For more information on this method, the reader is referred, in particular, to a first article entitled ““Finite-element” displacement fields analysis from digital images: Application to Portevin-Le Châtelier bands”, published in “Experimental Mechanics 46 (2006) 789-804” by Gilles Bernard, François Hild and Stéphane Roux and also to a second article entitled “Characterization of necking phenomena in high speed experiments by using a single camera”, published in “EURASIP Journal on Image and Video Processing 2010 (2010) 215956” by Gilles Bernard, Jean-Michel Lagrange, François Hild, Stéphane Roux and Christophe Voltz. In these two articles, the first on DIC, the second on its use in the context of stereo-correlation, the kinetic field basis chosen for the decomposition of the displacement field are the Q4P1 shape functions of a regular square mesh.
This global correlation method requires greater computing means than the former but offers superior accuracy.
However, even if they perform for users in a way that is satisfactory overall, these methods have certain drawbacks.
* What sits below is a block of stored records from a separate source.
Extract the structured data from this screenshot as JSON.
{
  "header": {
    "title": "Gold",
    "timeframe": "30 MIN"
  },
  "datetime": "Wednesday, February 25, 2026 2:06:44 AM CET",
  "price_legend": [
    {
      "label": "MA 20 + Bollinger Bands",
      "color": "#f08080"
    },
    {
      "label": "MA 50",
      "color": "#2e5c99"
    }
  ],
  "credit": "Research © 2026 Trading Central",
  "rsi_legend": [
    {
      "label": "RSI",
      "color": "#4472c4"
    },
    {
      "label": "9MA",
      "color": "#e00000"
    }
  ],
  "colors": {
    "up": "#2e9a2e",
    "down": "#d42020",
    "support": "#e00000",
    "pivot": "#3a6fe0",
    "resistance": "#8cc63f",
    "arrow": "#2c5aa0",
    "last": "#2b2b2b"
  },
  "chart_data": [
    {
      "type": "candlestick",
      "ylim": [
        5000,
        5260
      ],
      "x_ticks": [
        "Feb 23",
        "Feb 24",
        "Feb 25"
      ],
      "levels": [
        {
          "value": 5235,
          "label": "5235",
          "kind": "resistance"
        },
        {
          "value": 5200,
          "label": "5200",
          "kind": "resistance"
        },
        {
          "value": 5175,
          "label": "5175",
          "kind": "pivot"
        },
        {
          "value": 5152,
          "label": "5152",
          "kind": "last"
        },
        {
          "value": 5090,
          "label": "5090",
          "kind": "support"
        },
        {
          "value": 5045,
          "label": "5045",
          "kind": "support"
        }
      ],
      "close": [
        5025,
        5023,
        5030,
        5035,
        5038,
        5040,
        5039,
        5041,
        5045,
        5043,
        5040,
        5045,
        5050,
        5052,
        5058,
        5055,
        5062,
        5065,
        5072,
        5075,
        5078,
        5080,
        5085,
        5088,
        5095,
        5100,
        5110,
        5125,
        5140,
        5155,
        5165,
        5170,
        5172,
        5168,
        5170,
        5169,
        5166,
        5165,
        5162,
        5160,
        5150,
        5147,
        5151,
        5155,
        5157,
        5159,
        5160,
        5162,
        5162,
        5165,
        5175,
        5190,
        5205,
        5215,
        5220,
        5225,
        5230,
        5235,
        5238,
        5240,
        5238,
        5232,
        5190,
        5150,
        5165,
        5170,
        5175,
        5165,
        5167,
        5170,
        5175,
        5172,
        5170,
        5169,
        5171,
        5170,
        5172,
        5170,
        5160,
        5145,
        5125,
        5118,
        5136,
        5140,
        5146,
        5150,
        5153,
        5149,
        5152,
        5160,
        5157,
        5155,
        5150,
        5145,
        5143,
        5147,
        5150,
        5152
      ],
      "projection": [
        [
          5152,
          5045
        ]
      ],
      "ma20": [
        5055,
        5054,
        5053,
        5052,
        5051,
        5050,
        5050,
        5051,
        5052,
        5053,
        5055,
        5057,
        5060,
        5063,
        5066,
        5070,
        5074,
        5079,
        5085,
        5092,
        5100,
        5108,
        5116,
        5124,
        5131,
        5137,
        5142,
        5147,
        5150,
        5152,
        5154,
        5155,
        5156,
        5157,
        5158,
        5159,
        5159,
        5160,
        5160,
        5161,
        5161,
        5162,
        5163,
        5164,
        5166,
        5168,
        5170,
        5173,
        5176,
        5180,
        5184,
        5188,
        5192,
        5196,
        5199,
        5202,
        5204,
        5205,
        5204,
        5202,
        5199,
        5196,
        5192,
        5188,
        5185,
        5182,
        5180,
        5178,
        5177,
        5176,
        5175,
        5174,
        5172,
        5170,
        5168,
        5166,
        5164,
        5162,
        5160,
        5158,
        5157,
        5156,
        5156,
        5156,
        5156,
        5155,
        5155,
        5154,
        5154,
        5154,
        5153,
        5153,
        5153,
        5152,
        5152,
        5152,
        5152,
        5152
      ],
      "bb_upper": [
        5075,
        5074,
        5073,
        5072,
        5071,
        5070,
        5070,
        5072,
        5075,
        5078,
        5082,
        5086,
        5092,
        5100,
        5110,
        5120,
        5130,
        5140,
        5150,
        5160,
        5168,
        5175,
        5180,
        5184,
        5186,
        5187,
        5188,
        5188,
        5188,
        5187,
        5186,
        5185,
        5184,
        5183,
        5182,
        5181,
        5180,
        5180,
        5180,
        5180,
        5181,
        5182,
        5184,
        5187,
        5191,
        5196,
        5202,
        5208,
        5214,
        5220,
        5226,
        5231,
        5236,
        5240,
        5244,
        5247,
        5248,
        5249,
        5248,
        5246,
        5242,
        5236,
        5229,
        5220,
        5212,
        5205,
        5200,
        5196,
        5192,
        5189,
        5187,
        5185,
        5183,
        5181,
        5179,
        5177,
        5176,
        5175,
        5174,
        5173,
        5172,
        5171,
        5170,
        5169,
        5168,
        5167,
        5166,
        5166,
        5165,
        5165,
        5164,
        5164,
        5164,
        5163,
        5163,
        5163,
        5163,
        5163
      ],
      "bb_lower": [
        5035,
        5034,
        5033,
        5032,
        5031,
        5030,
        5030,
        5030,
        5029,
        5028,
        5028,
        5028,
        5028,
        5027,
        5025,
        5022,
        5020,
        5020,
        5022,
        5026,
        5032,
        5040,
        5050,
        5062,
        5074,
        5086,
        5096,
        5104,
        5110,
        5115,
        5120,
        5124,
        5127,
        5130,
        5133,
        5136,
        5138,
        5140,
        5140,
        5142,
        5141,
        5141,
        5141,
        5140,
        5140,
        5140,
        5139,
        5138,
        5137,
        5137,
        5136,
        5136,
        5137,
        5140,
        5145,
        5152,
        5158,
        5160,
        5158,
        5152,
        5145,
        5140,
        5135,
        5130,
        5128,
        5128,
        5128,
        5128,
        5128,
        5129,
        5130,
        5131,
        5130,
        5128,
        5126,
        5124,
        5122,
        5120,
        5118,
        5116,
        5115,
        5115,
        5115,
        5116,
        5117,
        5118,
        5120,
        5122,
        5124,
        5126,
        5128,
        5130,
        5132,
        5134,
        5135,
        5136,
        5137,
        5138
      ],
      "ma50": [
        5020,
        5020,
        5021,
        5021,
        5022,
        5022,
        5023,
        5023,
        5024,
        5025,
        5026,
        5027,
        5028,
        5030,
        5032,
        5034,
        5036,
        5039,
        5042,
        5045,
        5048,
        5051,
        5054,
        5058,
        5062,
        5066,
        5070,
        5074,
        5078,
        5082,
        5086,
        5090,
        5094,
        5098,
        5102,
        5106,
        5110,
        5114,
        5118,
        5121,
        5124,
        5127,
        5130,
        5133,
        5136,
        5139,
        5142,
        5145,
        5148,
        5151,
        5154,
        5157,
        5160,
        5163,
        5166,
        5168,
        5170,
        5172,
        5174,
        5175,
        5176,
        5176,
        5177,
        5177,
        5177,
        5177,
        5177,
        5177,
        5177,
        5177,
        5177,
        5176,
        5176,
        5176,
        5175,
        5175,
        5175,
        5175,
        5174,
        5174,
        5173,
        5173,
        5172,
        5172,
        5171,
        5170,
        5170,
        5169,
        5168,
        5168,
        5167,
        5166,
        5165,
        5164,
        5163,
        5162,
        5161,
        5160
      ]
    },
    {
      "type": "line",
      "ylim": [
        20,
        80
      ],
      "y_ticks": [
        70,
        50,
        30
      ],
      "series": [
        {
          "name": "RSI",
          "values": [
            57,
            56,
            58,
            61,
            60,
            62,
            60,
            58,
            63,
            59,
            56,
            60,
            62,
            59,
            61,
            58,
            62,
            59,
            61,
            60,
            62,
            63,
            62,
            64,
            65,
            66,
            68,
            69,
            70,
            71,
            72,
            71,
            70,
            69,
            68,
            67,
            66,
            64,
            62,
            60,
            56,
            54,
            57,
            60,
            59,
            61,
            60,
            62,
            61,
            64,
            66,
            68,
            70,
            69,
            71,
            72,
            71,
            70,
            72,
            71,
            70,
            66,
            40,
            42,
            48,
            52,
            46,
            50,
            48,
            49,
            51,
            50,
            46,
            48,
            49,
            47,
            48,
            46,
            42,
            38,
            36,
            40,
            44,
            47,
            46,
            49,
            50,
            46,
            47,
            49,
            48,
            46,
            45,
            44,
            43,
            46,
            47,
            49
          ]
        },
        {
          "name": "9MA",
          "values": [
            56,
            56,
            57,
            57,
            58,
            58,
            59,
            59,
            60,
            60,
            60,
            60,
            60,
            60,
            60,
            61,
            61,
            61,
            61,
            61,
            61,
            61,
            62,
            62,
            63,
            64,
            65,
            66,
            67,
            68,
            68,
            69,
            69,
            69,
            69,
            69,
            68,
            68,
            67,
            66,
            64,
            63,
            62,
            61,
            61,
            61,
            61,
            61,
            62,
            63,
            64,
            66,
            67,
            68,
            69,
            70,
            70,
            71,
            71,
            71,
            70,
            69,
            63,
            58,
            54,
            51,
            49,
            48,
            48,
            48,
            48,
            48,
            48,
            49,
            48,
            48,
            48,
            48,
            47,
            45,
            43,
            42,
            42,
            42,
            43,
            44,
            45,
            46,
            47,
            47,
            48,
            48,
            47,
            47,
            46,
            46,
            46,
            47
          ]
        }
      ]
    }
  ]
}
These notably include a certain complexity of the calibration phase, measurement results in the form of clusters of points that it is then necessary to reshape, the need to rely on filtering or projection without being able to judge and quantify the loss of accuracy entailed, a certain sensitivity to measurement noise and, finally, difficulty in assessing the quality of the measurement obtained in the absence of any reference.
These difficulties stem partly from the fact that the measurements are made a priori, with no prior knowledge of the shape and the geometry of the object. However, today, the very large majority of industrial objects are designed and produced based on computer-assisted design software programs, also known as Computer Aided Design, known by the acronym CAD. A parametric representation of the object to be measured is therefore naturally available. The core of the stereo-correlation method according to the invention is the use of this parametric representation either during the calibration step, or during the measurement step, or during both, the object to be measured being its own template. By its very nature, the method according to the invention is akin to global correlation DIC codes.